Even after my “birth control detox,” my period never regulated, and every cycle was different, ranging from 20 to 40 days. The ovulation kits didn’t work for me–in addition to being annoying to use, they gave me inaccurate results (which I learned once I saw a doctor). Several frustrating months later, we decided to see a fertility doctor so that I could monitor my cycles and get more accurate ovulation timing. And it worked! The second month of monitoring proved successful, and I’m now almost 9 months pregnant!
Looking back on our journey, I feel extremely lucky that: (1) I wasn’t facing any serious diagnosed issues affecting my fertility, and (2) I decided to seek help when I did and that I had access to exactly the type of help I needed.
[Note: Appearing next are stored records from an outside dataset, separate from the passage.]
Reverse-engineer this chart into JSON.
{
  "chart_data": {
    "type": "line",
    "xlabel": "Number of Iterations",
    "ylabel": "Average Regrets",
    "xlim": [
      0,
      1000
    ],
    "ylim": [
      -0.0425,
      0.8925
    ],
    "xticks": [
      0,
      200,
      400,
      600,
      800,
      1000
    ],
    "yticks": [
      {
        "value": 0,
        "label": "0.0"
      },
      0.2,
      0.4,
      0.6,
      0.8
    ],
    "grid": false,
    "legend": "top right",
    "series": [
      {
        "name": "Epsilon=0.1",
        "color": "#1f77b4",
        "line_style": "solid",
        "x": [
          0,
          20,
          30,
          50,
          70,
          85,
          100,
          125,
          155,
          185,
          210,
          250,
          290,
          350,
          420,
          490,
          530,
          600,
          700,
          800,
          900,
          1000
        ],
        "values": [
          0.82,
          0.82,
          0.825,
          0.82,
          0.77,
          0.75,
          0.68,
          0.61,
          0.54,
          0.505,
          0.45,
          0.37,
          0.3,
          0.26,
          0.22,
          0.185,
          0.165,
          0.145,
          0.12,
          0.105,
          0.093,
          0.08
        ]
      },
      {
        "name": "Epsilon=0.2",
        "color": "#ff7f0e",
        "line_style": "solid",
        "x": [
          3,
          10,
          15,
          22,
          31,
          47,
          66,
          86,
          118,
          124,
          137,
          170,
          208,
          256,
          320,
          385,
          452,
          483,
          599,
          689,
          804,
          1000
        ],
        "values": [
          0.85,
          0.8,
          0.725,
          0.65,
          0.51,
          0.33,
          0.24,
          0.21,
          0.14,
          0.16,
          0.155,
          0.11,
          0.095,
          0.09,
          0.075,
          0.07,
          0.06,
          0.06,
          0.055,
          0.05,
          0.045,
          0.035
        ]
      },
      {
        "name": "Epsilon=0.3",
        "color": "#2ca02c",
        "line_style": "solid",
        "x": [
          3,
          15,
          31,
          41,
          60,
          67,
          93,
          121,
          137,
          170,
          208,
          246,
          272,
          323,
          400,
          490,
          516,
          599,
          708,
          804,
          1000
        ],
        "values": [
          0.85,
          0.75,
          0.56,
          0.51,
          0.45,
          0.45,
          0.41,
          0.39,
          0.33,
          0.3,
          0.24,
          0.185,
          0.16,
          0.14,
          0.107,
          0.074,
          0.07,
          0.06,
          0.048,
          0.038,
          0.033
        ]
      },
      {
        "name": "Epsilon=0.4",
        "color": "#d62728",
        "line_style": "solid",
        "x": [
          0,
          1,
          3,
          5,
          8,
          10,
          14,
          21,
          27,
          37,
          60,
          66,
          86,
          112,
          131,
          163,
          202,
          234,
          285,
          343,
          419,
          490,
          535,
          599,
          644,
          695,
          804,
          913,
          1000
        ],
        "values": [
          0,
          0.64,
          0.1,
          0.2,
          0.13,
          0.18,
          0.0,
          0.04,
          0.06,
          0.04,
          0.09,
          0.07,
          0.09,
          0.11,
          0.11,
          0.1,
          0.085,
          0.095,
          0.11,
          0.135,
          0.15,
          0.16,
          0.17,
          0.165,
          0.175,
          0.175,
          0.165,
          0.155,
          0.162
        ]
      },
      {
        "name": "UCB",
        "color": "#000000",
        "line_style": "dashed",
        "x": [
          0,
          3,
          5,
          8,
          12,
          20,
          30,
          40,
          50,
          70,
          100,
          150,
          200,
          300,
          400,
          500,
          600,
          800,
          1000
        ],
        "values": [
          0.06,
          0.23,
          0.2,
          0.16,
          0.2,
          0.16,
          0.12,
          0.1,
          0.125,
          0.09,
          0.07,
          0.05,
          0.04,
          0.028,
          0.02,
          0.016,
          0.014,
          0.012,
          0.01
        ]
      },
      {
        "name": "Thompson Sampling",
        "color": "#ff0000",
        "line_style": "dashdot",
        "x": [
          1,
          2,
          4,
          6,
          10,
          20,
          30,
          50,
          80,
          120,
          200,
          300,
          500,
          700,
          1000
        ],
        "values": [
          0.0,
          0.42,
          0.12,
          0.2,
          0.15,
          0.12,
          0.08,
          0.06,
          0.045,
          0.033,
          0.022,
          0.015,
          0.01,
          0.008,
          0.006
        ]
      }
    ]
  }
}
I know that everyone’s journey is so different, and that people have way more traumatic experiences than I did. My experience taught me, first and foremost, to be empathetic to others’ journeys. You never know what someone is going through, so it’s important to be supportive in the ways that count. The support of my husband, family, and close friends made me feel better throughout the process. Sharing the day-to-day details with them made me feel less alone during this time. Every month, I had multiple people checking in on me at every step (“Did you get the blinking smiley face yet? Did you take the test yet?”). While some might find this intrusive, I liked knowing that I had the support of my loved ones during this tedious, tiring process.